Projective Compactness and Conformal Boundaries (1406.4225v2)

Abstract: Let $\overline{M}$ be a smooth manifold with boundary $\partial M$ and interior $M$. Consider an affine connection $\nabla$ on $M$ for which the boundary is at infinity. Then $\nabla$ is projectively compact of order $\alpha$ if the projective structure defined by $\nabla$ smoothly extends to all of $\overline{M}$ in a specific way that depends on no particular choice of boundary defining function. Via the Levi--Civita connection, this concept applies to pseudo--Riemannian metrics on $M$. We study the relation between interior geometry and the possibilities for compactification, and then develop the tools that describe the induced geometry on the boundary. We prove that a pseudo--Riemannian metric on $M$ which is projectively compact of order two admits a certain asymptotic form. This form was known to be sufficient for projective compactness, so the result establishes that it provides an equivalent characterization.

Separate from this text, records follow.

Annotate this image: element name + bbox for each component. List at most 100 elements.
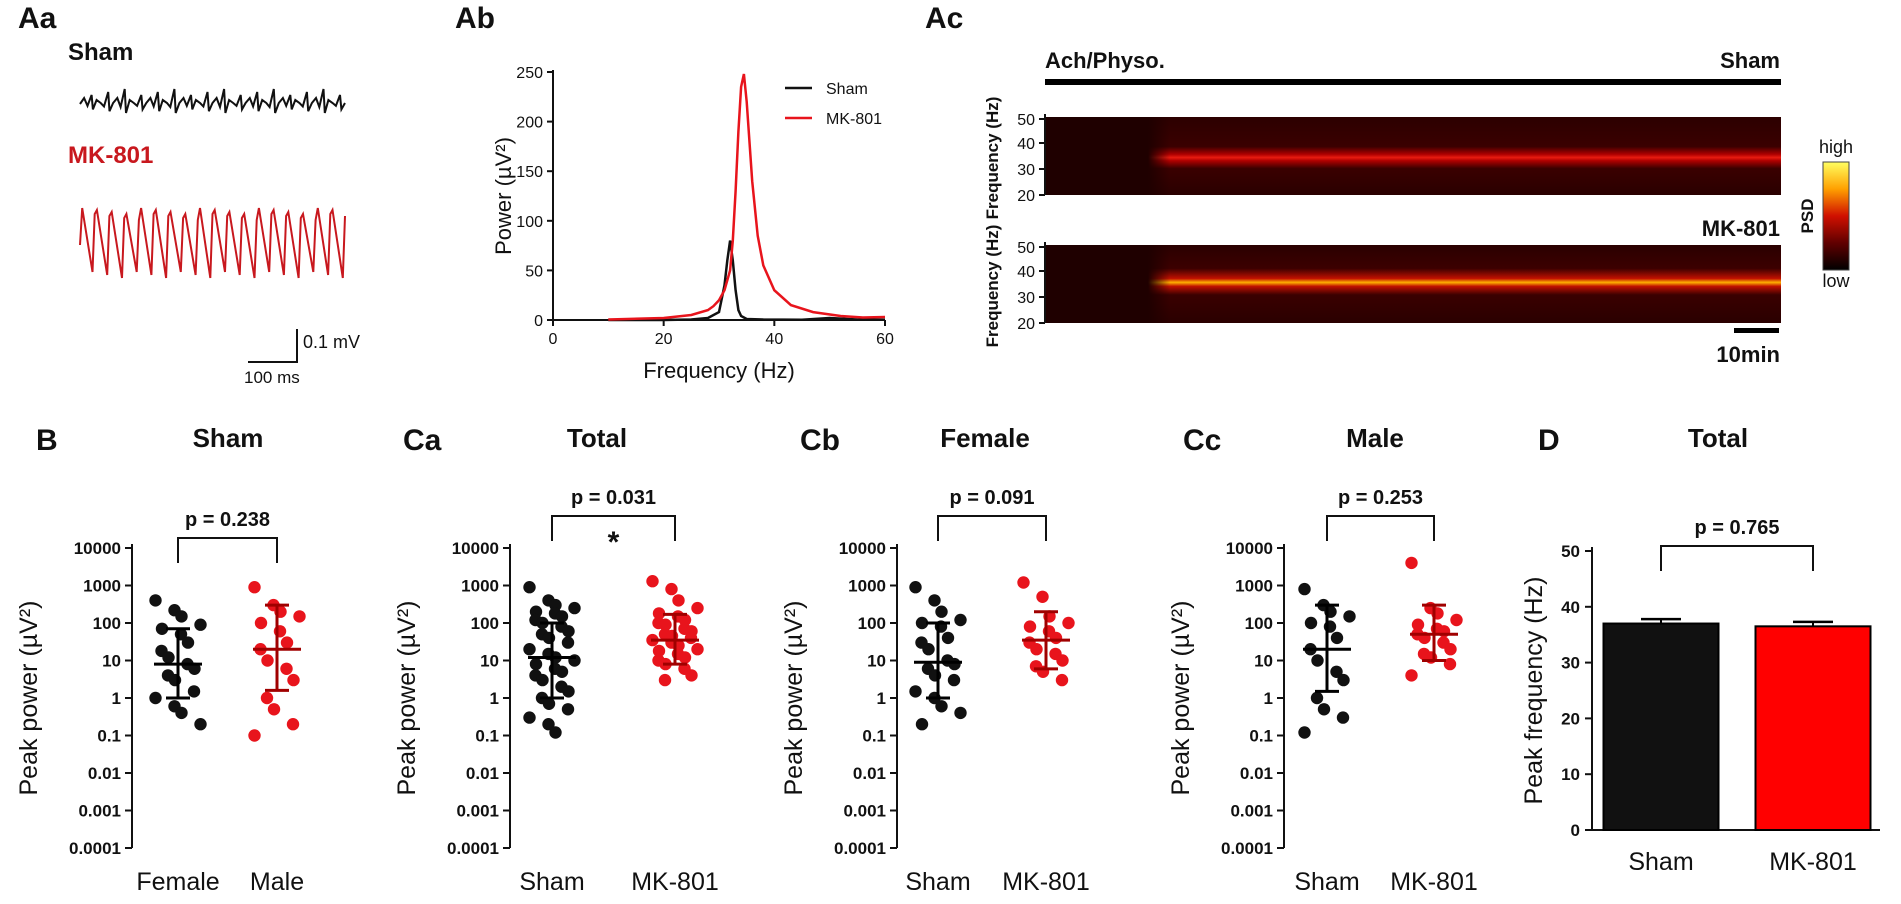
ac-y-tick-label: 40 — [1017, 136, 1035, 153]
data-point — [1036, 590, 1049, 603]
data-point — [652, 644, 666, 658]
top-bar-sham-label: Sham — [1720, 48, 1780, 73]
category-label: MK-801 — [1002, 868, 1090, 896]
data-point — [659, 618, 672, 631]
d-y-tick-label: 40 — [1561, 598, 1580, 617]
data-point — [922, 643, 935, 656]
ab-y-tick-label: 100 — [516, 214, 543, 231]
colorbar — [1822, 161, 1850, 271]
y-axis-label: Peak power (µV²) — [393, 600, 421, 795]
data-point — [187, 685, 201, 698]
y-tick-label: 0.0001 — [1221, 839, 1273, 858]
y-tick-label: 0.1 — [862, 727, 886, 746]
panel-ac: Ac Ach/Physo. Sham — [925, 2, 1853, 367]
spectrum-chart: 0 50 100 150 200 250 0 20 40 60 Frequency (Hz) Powe… — [491, 65, 894, 383]
data-point — [293, 610, 306, 623]
data-point — [1450, 613, 1463, 627]
data-point — [181, 636, 195, 649]
data-point — [562, 685, 575, 698]
data-point — [267, 703, 281, 716]
data-point — [562, 625, 575, 638]
y-tick-label: 100 — [858, 614, 886, 633]
ac-y-label: Frequency (Hz) — [983, 97, 1002, 220]
category-label: Male — [250, 868, 304, 896]
panel-label-cb: Cb — [800, 424, 840, 457]
data-point — [915, 718, 929, 731]
ac-y-tick-label: 30 — [1017, 290, 1035, 307]
significance-bracket — [937, 515, 1047, 541]
data-point — [1411, 618, 1425, 631]
d-y-tick-label: 50 — [1561, 542, 1580, 561]
ab-x-tick-label: 20 — [655, 331, 673, 348]
category-label: Sham — [519, 868, 584, 896]
y-tick-label: 100 — [93, 614, 121, 633]
ach-physo-label: Ach/Physo. — [1045, 48, 1165, 73]
d-y-axis-label: Peak frequency (Hz) — [1520, 577, 1548, 805]
y-tick-label: 1 — [877, 689, 886, 708]
p-value-label: p = 0.238 — [185, 509, 270, 531]
d-y-tick-label: 30 — [1561, 654, 1580, 673]
panel-aa: Aa Sham MK-801 0.1 mV 100 ms — [18, 2, 360, 387]
scale-bar — [248, 329, 298, 363]
data-point — [162, 651, 175, 664]
panel-ab: Ab 0 50 100 150 200 250 0 20 40 60 Frequency (Hz) P… — [455, 2, 894, 383]
scatter-chart-cb: 10000 1000 100 10 1 0.1 0.01 0.001 0.0001 Peak po… — [780, 423, 1090, 896]
data-point — [1317, 703, 1331, 716]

From a projectively compact connection on $M$, one obtains a projective structure on $\overline{M}$, which induces a conformal class of (possibly degenerate) bundle metrics on the tangent bundle to the hypersurface $\partial M$. Using the asymptotic form, we prove that in the case of metrics, which are projectively compact of order two, this boundary structure is always non--degenerate. We also prove that in this case the metric is necessarily asymptotically Einstein, in a natural sense. Finally, a non--degenerate boundary geometry gives rise to a (conformal) standard tractor bundle endowed with a canonical linear connection, and we explicitly describe these in terms of the projective data of the interior geometry.